This week, Amazon’s Simple Storage Service (S3) went down across the East Coast, due to a typo by an engineer. The result was website outages across a massive number of both smaller companies and major brands including Nest home thermostats and work productivity software Slack. All told, more than 100,000 sites were affected by the outage. While little about the Amazon outage was ‘great’ for anyone, the story itself has done a great job of highlighting two important facts about cloud storage, and cloud-based networks in general.
First, even well-established cloud services can go down. It’s likely that many people using S3’s services simply assumed it was too big to fail – if Amazon Web Services has more than 1 million customers, what’s the likelihood of a major network outage? But a single point of failure doesn’t simply disappear by virtue of becoming a very big point of failure. While Amazon has likely invested a great deal of time and energy into ensuring uptime of services this large, it obviously couldn’t totally mitigate the possibility of failure.

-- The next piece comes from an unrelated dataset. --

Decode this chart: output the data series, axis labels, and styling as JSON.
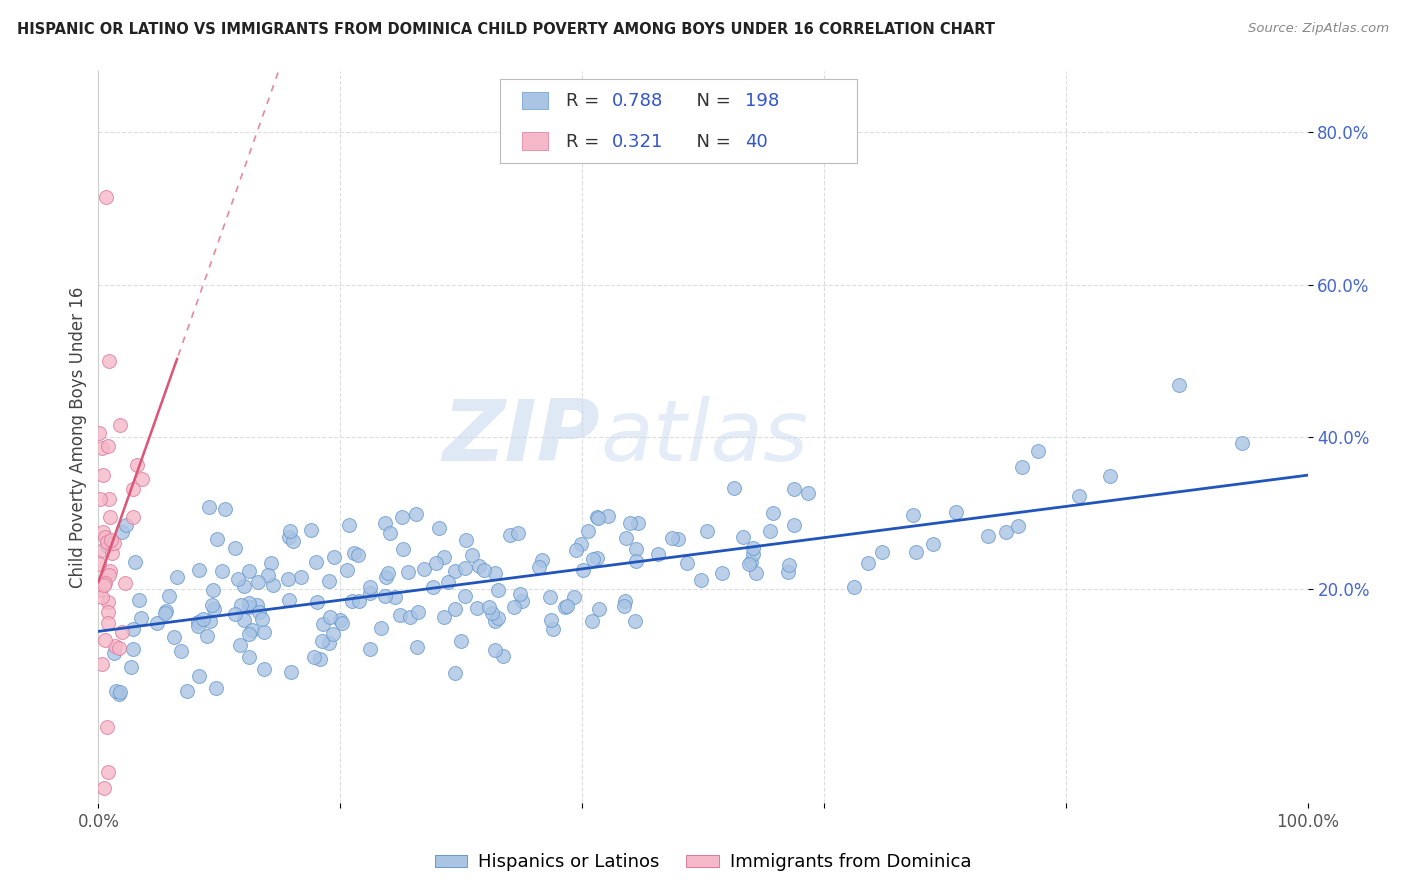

Second, there’s a difference between data protection and data availability. Many people were surprised that S3 went down for this long because it’s advertised as having 99.999999999% durability. This durability statistic refers to the likelihood that your data will be lost, however, not the amount of time that it will be available to you. Amazon advertises the S3 service as “designed for” 99.99% uptime – that means that the service may be down for nearly an hour every year. There hasn’t been a major outage since 2012, so based on their own estimates, they were due for some downtime. Unfortunately for everyone involved, they delivered.